Après son appel à l´abolition universelle de la peine de mort, le président français ajoutait: "Plus de cent vingt pays l´ont abolie, rejoints chaque année par trois ou quatre nouveaux Etats à mesure que s´enracine la conviction qu´en aucun cas la mort ne peut constituer un acte de justice. En outre, nulle justice n´est infaillible, et chaque exécution peut tuer un innocent. Et que dire d´exécutions de mineurs ou de personnes souffrant de déficience mentale?". Ce passage clef du discours du chef de l´Etat était immédiatement repris par les journaux télévisés. Ils soulignaient que l´appel s´adressait en particulier à la nouvelle administration des Etats-Unis.

Pour ce qui est de la préservation de l´environnement, le président Chirac déplorait "à l´heure du réchauffement climatique, l´inquiétante et inacceptable remise en cause du protocole de Kyoto", de 1997, sur la réduction des émissions de gaz à effet de serre. Il invitait en particulier "tous les pays industrialisés" à le mettre en œuvre "intégralement et sans retard". M. Chirac invoquait "le droit des générations futures", "face aux atteintes à la biodiversité, disait-il, au moment où l´on voit s´étendre les déserts et poindre une crise majeure de l´eau douce".

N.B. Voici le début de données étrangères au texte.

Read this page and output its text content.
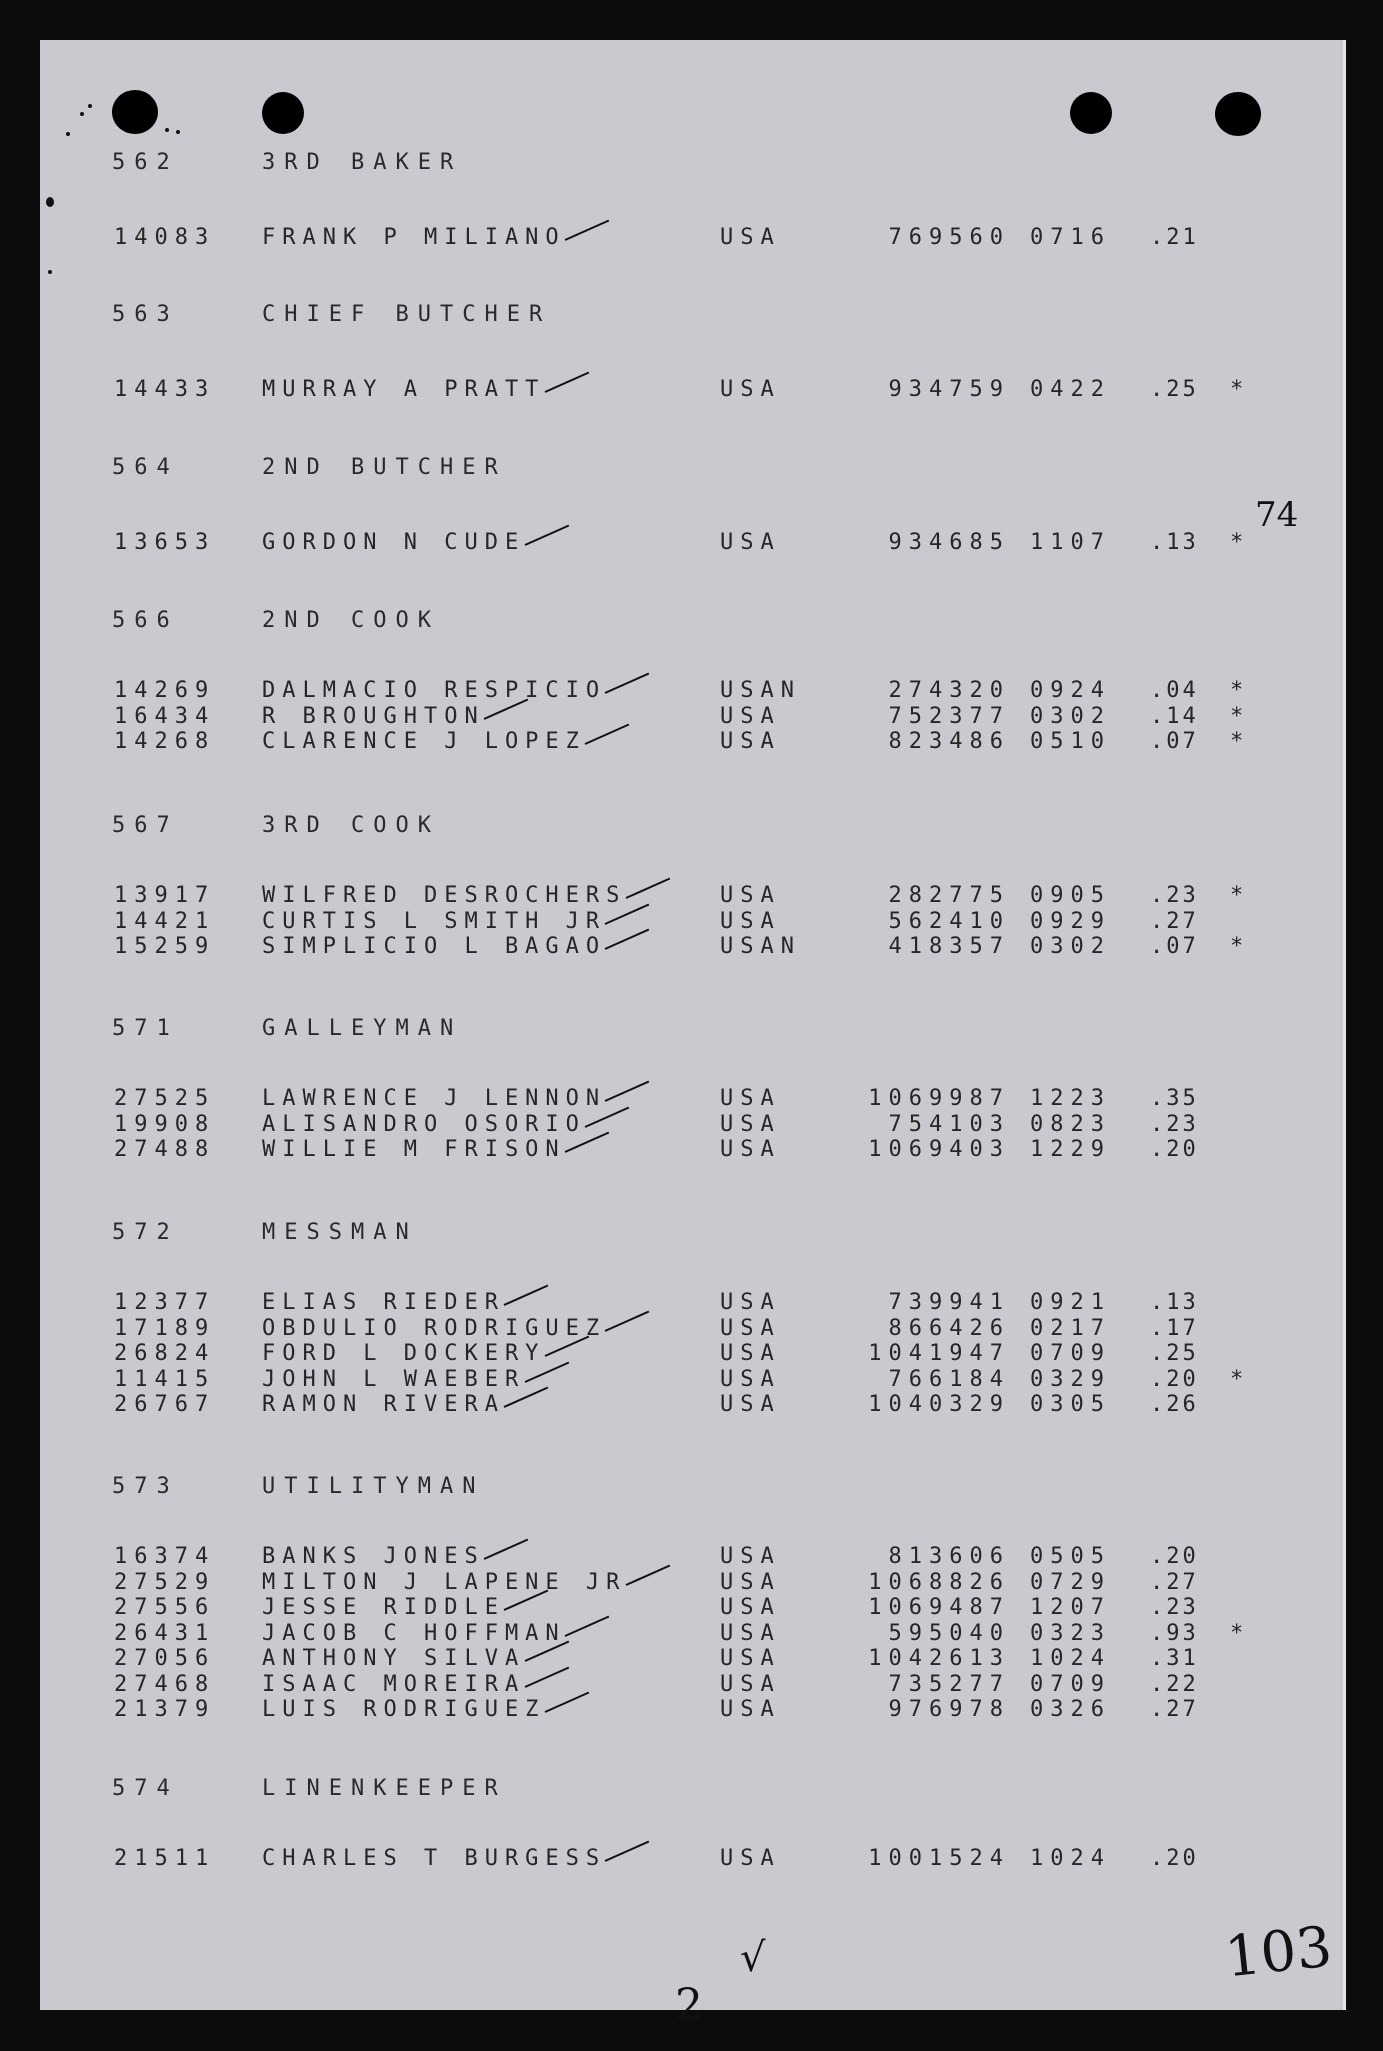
562	3RD BAKER
14083 FRANK P MILIANO	USA	769560 0716 .21
563	CHIEF BUTCHER
14433 MURRAY A PRATT	USA	934759 0422 .25 *
564	2ND BUTCHER
13653 GORDON N CUDE	USA	934685 1107 .13 *
566	2ND COOK
14269 DALMACIO RESPICIO	USAN	274320 0924 .04 *
16434 R BROUGHTON	USA	752377 0302 .14 *
14268 CLARENCE J LOPEZ	USA	823486 0510 .07 *
567	3RD COOK
13917 WILFRED DESROCHERS	USA	282775 0905 .23 *
14421 CURTIS L SMITH JR	USA	562410 0929 .27
15259 SIMPLICIO L BAGAO	USAN	418357 0302 .07 *
571	GALLEYMAN
27525 LAWRENCE J LENNON	USA	1069987 1223 .35
19908 ALISANDRO OSORIO	USA	754103 0823 .23
27488 WILLIE M FRISON	USA	1069403 1229 .20
572	MESSMAN
12377 ELIAS RIEDER	USA	739941 0921 .13
17189 OBDULIO RODRIGUEZ	USA	866426 0217 .17
26824 FORD L DOCKERY	USA	1041947 0709 .25
11415 JOHN L WAEBER	USA	766184 0329 .20 *
26767 RAMON RIVERA	USA	1040329 0305 .26
573	UTILITYMAN
16374 BANKS JONES	USA	813606 0505 .20
27529 MILTON J LAPENE JR	USA	1068826 0729 .27
27556 JESSE RIDDLE	USA	1069487 1207 .23
26431 JACOB C HOFFMAN	USA	595040 0323 .93 *
27056 ANTHONY SILVA	USA	1042613 1024 .31
27468 ISAAC MOREIRA	USA	735277 0709 .22
21379 LUIS RODRIGUEZ	USA	976978 0326 .27
574	LINENKEEPER
21511 CHARLES T BURGESS	USA	1001524 1024 .20
74
103
2
√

Pour ce qui est des droits de l´homme, Jacques Chirac dénonçait "la monstrueuse et mystérieuse violence de l´homme à l´égard de l´homme" et la "tentation de toute société d´opprimer autant que de protéger".

Et en ce qui concerne le paysage français des droits de l´homme, le président n´hésitait pas à reconnaître des manques, en particulier pour ce qui est de la situation "dans les prisons", de "l´état de la présomption d´innocence", de "la persistance de la pauvreté", "des réflexes racistes parfois": des "domaines" où la France "peut et doit progresser".